The devil is apparently hot these days. Well, hot in Hollywood pitch meetings, anyway. Audiences, and certainly critics, however, may be finally getting tired of his failed promise to bring forth this so-called Apocalypse. Hell, he's doing worse than all of James Bond's villains combined.

Really, how many stories have we seen lately in which Satan or a flock of his devout minions tried to take over the world?

Let's see, there was "The Ninth Gate," "End of Days," "Stigmata" . . . and that doesn't include the re-release of "The Exorcist" Sept. 22. Maybe this rash of supernatural suspense is the Hell on Earth we've been hearing so much about.

The latest and painfully worst of the lot is "Bless the Child," a biblical "thriller" so predictable and preposterous that everyone involved should be banished to the confessional for their sins.

How bad is it?

Forget my critical opinion for a moment: The preview audience offered humiliating laughter throughout what was designed to be a nail-biting final act.

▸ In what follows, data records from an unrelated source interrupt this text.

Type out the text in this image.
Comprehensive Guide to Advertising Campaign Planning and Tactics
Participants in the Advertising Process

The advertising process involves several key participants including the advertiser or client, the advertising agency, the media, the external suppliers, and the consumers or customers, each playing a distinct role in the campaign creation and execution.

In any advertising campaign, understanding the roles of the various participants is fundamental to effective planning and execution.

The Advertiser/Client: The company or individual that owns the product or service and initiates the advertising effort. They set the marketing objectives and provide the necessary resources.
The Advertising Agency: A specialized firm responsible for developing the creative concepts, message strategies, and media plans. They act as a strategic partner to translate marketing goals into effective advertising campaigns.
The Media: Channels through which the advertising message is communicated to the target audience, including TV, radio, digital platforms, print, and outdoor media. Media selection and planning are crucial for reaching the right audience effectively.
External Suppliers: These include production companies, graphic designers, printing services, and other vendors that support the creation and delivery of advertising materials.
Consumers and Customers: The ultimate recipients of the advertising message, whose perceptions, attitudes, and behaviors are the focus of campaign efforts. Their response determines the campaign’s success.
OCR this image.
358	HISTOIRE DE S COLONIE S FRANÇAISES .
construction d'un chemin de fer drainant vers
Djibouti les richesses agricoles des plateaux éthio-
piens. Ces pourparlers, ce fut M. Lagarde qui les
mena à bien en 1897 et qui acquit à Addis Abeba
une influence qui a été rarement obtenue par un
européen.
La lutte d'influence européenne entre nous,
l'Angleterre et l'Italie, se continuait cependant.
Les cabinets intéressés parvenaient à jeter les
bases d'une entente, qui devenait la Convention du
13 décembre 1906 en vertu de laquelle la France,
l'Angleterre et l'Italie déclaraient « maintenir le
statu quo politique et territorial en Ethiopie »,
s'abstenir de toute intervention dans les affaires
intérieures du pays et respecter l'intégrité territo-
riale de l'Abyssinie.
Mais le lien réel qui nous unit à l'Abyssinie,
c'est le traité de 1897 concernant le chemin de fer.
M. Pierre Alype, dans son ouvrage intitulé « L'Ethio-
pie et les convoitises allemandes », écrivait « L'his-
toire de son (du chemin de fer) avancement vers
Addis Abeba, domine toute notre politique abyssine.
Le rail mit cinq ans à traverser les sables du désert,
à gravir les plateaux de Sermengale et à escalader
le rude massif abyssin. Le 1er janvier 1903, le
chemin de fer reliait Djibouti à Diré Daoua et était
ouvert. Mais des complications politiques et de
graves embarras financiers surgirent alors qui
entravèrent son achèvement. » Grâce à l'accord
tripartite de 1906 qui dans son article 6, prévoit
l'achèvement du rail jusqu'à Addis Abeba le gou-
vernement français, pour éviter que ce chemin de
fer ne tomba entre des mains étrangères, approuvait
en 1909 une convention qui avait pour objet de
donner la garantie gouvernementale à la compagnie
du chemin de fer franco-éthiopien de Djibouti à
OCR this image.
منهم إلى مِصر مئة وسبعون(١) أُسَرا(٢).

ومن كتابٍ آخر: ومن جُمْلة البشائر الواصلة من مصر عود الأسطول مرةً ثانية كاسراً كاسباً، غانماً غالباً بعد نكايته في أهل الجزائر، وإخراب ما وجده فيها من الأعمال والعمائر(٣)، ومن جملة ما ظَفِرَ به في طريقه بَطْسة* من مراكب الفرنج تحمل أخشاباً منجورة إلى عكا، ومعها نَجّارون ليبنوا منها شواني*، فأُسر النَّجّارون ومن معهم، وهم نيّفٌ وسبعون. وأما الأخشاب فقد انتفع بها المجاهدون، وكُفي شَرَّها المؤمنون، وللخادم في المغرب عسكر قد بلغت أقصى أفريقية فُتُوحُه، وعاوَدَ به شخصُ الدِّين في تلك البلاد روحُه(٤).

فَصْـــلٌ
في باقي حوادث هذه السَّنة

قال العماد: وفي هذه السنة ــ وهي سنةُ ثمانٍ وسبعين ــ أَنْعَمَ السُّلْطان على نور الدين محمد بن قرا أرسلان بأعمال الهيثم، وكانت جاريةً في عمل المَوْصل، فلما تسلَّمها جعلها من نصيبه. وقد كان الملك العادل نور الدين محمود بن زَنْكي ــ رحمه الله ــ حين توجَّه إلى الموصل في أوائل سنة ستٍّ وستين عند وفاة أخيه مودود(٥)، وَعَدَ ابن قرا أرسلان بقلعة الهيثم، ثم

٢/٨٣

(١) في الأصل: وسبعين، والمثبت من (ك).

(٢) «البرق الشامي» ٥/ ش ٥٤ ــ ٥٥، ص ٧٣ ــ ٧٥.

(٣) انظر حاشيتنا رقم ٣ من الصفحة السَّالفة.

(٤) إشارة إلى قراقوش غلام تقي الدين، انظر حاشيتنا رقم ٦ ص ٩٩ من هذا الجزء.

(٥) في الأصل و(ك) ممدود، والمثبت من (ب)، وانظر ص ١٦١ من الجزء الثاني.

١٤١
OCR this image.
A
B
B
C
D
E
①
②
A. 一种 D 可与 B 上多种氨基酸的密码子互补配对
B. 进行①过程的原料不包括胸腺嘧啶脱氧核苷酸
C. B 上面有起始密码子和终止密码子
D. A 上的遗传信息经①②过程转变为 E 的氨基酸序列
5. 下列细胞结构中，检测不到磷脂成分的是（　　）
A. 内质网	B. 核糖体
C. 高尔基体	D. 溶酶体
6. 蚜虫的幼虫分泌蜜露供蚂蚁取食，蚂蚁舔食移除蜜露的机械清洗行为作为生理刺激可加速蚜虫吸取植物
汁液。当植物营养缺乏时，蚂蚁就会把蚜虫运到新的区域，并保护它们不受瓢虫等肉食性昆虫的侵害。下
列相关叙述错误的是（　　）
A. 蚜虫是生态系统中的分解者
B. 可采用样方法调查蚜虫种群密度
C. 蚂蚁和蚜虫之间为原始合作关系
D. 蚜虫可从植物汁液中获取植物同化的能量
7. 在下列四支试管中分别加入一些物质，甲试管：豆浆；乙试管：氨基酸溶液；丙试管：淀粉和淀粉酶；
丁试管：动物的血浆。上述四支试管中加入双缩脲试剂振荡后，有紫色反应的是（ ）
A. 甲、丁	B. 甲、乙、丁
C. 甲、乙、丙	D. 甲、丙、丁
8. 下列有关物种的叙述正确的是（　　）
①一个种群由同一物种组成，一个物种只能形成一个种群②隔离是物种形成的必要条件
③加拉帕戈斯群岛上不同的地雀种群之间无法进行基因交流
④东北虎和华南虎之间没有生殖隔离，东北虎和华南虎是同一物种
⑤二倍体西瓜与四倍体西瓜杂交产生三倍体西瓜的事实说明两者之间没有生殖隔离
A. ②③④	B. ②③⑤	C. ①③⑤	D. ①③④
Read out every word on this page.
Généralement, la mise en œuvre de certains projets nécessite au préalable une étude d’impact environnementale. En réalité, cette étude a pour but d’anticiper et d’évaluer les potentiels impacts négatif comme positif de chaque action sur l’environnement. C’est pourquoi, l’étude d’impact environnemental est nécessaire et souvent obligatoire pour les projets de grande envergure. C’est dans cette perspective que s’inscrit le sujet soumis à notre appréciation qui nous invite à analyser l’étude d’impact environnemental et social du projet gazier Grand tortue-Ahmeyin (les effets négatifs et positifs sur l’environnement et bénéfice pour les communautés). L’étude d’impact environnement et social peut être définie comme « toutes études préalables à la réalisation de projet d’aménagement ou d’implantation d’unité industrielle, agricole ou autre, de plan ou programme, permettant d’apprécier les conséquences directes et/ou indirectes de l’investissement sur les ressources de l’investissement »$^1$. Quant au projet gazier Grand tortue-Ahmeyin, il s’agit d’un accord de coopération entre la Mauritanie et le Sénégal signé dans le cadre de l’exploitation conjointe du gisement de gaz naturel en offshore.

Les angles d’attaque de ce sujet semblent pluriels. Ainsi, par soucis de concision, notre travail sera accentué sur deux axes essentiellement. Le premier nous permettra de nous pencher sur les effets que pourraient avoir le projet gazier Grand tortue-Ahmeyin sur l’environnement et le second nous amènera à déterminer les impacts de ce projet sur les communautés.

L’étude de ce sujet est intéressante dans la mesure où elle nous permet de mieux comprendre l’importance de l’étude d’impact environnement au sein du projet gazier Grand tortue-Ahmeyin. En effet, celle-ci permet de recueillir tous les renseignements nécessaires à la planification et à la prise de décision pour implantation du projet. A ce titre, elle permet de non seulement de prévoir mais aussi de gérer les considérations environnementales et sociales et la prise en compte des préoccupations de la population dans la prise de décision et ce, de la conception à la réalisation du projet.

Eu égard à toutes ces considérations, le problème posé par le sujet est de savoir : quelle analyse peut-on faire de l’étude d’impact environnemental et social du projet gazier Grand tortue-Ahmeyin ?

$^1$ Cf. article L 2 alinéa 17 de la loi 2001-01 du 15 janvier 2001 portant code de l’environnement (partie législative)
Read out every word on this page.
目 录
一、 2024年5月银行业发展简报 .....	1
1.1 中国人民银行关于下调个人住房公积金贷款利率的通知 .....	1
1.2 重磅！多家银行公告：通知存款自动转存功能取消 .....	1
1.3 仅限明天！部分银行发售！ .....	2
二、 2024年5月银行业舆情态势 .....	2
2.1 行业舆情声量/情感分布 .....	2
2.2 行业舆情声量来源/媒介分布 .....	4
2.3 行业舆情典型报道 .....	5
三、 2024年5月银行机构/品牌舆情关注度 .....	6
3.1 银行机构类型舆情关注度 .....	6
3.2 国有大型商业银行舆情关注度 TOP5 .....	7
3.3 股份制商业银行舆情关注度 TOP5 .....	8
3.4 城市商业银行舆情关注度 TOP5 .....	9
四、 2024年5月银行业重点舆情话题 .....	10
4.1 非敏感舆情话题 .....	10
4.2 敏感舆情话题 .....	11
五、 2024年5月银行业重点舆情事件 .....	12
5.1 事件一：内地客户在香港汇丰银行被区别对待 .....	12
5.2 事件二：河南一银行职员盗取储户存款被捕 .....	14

One couple grasped for sorry comparisons after the final credits: "It was worse than `Dinosaur' . . . maybe even `Battlefield Earth,' " said one woman, who was quickly one-upped by her companion, who stated, "I'd rather sit through `Coyote Ugly' again."


So, here's the devil's game plan this time out: First off, he's found some new followers.

They call themselves The New Dawn, which is basically a Satanic cult hiding under the guise of a self-help group for runaway teens and junkies. The kids all look like they've crawled out from the fields of "Children of the Corn," and their only cool member is Christina Ricci, but she doesn't want to play after the human-sacrifice part starts going down.

The leader of The New Dawn is a doof named Eric Stark (Rufus Sewell, he of the one droopy eyelid). Stark used to be a childhood actor; now, he's making deals with the devil.

His latest idea centers on finding a special 6-year-old child with telekinetic powers who can . . . well, actually, that part is never fully explained. It doesn't really matter though. He obviously wants her, because we get numerous close-ups of his face, uttering lines like, "She will be ours."

The "she" in question is Cody (Holliston Coleman), a little mini-Carrie who lives with her psychiatrist aunt, Maggie O'Connor (Kim Basinger), somewhere in Manhattan. This spiritual messenger child doesn't see dead people. Instead, she rocks back and forth like Atlanta Braves pitching coach Leo Mazzone and bangs her head against walls. She spins toy trucks with her mind, floats plates and ultimately gets around to healing people and delivering full-blown resurrections.

In a non-Hollywood world, little Cody would be doomed. After all, Stark has his Corn crew, Cody's real smacked-up mother, Jenna (Angela Bennis), and a creepy nanny/assassin who looks like Mrs. Danvers from Hitchcock's "Rebecca." Oh, yeah, and he's got Satan.

Who's on Cody's side? Well, besides a hysterical Basinger (who, with this and her role in "I Dreamed of Africa," has officially sunk her career to a lower level than it was before "L.A. Confidential"), there's Jimmy Smits as a priest-turned-FBI-agent and a bunch of praying nuns.

If this silliness isn't enough to turn you off "Bless the Child," know that it took three writers to come up with this drivel and that it's also directed by Chuck Russell. Russell's resume reads like a train wreck: "Eraser," "The Mask" and "Nightmare on Elm Street 3."

Bless the child? Fine. But what about the rest of us?